About the Collections:
"South Of Pittsburgh: Poems from Northern Appalachia" by Michael Comiskey is a volume of Northern Appalachian poetry that employs many traditional and modern poetic forms to survey the human and natural landscapes of that unique and often overlooked region. Featured forms include the sonnet, ballad, haiku, ode, villanelle, elegy, found poem, epigram, narrative poem, and blank and free verse. Topics are as varied as the delicacy of the region's wildflowers, the devastation wrought by mountaintop removal mining, Northern Appalachian folklore, and the state of the region's working class.
"The Mathematics of Age" by Hanna Fox is a poetry chapbook of personal memories and philosophical observations as the poet looks back on her life experiences from the perspective of being in her eighties. The poems also reflect on new concerns from the viewpoint of an octogenarian.
About the Poets:
Michael Comiskey writes short stories but mostly poetry, much of it formal and Appalachian. He wrote his first poem at age fifty. In 2024 he published his debut volume of poetry titled "South of Pittsburgh: Poems from Northern Appalachia". Michael’s poems have won prizes from the Pennsylvania Poetry Society and The Lyric magazine. He earned a Ph.D. in Politics from Princeton in 1988. He is retired from teaching political science and economics at Penn State, and lives in his native Connellsville, Pennsylvania with his wife Mary Ann.

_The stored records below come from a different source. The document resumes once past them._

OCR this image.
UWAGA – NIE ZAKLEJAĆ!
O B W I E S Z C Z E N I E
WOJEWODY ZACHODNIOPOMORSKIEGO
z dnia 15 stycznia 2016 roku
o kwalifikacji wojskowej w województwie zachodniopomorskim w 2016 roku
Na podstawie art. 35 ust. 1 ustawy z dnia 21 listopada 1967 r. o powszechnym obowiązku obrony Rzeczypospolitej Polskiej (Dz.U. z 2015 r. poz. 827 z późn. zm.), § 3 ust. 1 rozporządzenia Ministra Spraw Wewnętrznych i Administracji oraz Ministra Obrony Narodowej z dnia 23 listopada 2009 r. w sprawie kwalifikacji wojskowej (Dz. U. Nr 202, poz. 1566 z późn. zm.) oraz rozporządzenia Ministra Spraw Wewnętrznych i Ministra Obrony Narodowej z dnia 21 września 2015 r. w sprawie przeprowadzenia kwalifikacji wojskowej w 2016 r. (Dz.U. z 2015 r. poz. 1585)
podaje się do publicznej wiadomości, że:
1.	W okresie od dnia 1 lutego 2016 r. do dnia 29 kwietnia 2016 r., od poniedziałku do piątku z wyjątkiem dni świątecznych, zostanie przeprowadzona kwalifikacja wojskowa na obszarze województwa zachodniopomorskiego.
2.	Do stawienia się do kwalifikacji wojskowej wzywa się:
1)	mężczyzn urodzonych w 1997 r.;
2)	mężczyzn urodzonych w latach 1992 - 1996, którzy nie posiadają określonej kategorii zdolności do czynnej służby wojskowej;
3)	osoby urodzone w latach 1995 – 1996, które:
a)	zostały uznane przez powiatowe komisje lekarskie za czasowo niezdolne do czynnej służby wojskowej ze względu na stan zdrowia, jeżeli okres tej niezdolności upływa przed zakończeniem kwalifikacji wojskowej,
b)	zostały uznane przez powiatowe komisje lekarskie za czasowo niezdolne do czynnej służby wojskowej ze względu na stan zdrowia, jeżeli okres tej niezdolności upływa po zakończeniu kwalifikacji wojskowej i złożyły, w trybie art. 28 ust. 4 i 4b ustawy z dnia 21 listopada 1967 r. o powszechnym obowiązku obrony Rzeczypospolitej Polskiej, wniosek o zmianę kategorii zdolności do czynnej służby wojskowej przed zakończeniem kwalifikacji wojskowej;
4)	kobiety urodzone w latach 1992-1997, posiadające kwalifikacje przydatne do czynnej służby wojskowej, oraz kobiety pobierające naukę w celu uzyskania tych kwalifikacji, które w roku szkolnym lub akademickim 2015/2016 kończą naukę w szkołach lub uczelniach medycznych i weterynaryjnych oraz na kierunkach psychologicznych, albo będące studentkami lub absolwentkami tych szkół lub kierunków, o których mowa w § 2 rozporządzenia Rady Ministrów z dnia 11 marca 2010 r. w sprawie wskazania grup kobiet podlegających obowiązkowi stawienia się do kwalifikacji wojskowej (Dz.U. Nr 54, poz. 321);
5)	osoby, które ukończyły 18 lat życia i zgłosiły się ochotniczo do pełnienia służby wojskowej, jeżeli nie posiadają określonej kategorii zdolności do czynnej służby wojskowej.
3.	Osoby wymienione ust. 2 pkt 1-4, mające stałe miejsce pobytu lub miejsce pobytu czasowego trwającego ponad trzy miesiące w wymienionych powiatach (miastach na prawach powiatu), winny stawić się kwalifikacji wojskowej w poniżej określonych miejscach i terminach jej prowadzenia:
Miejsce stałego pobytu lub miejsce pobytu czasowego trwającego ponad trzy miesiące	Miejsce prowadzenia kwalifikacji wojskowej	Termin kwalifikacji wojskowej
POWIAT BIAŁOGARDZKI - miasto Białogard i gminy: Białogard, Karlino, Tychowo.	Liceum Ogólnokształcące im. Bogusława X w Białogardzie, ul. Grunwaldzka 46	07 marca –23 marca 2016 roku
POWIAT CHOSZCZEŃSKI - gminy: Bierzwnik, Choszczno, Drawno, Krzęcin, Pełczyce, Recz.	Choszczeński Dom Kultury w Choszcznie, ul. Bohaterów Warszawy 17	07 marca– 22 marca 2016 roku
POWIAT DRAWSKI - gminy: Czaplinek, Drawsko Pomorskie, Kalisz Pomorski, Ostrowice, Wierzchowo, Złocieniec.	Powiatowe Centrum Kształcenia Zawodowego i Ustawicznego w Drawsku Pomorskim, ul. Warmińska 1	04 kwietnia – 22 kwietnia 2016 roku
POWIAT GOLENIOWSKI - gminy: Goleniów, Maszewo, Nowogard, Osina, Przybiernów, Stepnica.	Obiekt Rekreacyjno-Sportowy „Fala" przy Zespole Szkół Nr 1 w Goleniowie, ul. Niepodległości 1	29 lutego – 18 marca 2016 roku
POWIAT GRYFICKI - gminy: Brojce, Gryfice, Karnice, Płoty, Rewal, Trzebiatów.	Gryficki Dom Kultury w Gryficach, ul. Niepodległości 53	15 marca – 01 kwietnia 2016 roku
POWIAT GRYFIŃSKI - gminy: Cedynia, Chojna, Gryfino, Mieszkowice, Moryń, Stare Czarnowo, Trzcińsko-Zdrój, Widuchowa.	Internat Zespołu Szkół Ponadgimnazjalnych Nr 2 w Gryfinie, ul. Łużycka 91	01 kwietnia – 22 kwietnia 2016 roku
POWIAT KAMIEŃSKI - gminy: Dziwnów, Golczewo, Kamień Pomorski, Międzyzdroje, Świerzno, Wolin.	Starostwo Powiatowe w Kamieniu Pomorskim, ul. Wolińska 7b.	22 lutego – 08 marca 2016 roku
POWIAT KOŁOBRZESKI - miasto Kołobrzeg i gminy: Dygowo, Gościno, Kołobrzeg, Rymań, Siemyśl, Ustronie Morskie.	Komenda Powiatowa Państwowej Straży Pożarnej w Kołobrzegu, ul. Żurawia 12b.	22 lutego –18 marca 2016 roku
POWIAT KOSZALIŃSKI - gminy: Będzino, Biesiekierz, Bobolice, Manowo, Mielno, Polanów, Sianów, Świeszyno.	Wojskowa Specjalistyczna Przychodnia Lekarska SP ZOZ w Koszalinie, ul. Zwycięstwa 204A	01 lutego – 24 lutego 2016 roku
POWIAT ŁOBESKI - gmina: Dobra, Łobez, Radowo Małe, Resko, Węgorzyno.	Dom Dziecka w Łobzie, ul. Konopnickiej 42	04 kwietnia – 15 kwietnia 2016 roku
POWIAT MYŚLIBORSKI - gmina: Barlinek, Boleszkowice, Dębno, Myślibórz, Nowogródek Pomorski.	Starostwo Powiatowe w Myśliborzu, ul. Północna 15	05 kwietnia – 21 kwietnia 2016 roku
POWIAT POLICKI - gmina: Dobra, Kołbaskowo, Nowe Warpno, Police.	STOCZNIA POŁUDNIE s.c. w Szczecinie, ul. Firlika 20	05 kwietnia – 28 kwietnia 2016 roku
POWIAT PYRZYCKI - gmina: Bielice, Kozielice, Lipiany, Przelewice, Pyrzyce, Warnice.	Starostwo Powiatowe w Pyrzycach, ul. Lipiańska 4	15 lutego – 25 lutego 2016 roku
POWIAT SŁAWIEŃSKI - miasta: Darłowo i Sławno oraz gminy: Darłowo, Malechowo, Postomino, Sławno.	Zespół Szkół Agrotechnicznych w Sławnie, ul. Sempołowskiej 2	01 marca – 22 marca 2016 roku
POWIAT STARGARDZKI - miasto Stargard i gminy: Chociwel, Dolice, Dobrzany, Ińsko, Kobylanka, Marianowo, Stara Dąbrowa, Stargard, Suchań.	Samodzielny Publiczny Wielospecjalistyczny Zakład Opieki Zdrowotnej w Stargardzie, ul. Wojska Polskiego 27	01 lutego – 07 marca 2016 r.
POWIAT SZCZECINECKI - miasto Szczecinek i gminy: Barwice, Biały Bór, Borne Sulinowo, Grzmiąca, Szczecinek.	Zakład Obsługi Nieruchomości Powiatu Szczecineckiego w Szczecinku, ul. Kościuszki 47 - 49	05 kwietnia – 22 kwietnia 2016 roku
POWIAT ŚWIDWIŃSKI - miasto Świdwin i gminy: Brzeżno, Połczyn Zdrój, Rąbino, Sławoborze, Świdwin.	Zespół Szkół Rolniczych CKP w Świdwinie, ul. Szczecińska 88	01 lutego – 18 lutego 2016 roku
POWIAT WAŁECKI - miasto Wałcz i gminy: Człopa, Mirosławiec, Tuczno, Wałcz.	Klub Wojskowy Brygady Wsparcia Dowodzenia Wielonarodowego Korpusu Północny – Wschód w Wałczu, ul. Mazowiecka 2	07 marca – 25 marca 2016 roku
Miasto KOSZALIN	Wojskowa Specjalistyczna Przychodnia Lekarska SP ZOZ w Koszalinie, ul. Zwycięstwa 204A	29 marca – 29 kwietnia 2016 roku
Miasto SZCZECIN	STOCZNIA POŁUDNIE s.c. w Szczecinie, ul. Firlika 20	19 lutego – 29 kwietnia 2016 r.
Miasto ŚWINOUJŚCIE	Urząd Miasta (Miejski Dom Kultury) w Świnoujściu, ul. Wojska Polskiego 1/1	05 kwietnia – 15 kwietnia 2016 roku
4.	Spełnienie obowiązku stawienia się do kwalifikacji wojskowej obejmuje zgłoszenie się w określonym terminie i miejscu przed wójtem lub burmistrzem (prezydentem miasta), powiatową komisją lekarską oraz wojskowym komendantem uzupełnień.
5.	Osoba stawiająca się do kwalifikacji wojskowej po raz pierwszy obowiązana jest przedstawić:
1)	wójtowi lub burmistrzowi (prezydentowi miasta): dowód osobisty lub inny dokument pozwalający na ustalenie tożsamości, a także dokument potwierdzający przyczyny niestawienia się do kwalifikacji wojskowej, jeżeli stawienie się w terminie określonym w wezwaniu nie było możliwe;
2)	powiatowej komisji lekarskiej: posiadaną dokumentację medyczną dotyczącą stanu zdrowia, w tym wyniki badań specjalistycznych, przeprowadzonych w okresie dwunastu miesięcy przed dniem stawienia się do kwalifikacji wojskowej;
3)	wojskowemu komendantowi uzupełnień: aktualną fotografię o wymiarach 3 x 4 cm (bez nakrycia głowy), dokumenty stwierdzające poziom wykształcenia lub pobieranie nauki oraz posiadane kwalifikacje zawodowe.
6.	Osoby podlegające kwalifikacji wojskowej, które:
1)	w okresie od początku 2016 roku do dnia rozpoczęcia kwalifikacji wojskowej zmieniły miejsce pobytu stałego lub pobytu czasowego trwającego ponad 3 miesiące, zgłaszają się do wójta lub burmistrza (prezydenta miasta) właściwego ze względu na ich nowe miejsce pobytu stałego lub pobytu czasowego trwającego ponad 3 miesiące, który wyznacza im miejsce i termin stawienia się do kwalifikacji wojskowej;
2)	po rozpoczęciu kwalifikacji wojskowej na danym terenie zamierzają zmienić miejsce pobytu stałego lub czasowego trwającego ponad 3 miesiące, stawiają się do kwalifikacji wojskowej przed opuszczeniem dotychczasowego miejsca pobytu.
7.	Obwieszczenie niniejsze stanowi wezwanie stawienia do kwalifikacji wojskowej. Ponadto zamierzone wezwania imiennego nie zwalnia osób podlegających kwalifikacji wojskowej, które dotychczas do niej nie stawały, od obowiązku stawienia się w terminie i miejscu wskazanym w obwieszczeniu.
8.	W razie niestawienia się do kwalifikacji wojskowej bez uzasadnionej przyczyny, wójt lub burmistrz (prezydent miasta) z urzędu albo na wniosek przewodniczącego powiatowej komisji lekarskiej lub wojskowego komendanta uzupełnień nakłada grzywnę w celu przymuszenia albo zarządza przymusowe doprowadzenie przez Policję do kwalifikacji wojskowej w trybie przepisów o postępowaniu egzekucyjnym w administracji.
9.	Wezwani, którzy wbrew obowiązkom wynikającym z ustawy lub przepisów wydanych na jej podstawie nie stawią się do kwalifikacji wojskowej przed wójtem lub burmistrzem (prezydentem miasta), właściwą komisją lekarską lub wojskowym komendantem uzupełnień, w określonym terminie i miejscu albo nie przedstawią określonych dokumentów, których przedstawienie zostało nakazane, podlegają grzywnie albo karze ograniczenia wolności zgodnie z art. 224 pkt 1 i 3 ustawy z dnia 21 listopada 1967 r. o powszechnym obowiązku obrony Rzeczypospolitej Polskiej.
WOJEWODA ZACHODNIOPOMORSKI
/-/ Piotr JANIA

Hanna Fox, a longtime resident of Princeton, has been writing since the age of eleven. Her most recent book, published during the lockdown, is "The Mathematics of Age." Her monologue "Dorothea Lynde Dix: Woman with a Mission" was published in 2014. Her poems, feature articles, short stories and excerpts from novels have appeared in numerous publications, including the "Transatlantic Review", "Kelsey Review" and "The New York Times". She received a BA from Smith College and MA from Tufts University. She taught creative writing at the Princeton Adult School and Mercer County Community College, co-founded and ran the Princeton Writers Center a number of years ago. She has received several awards, including two New Jersey State Council on the Arts Fellowships.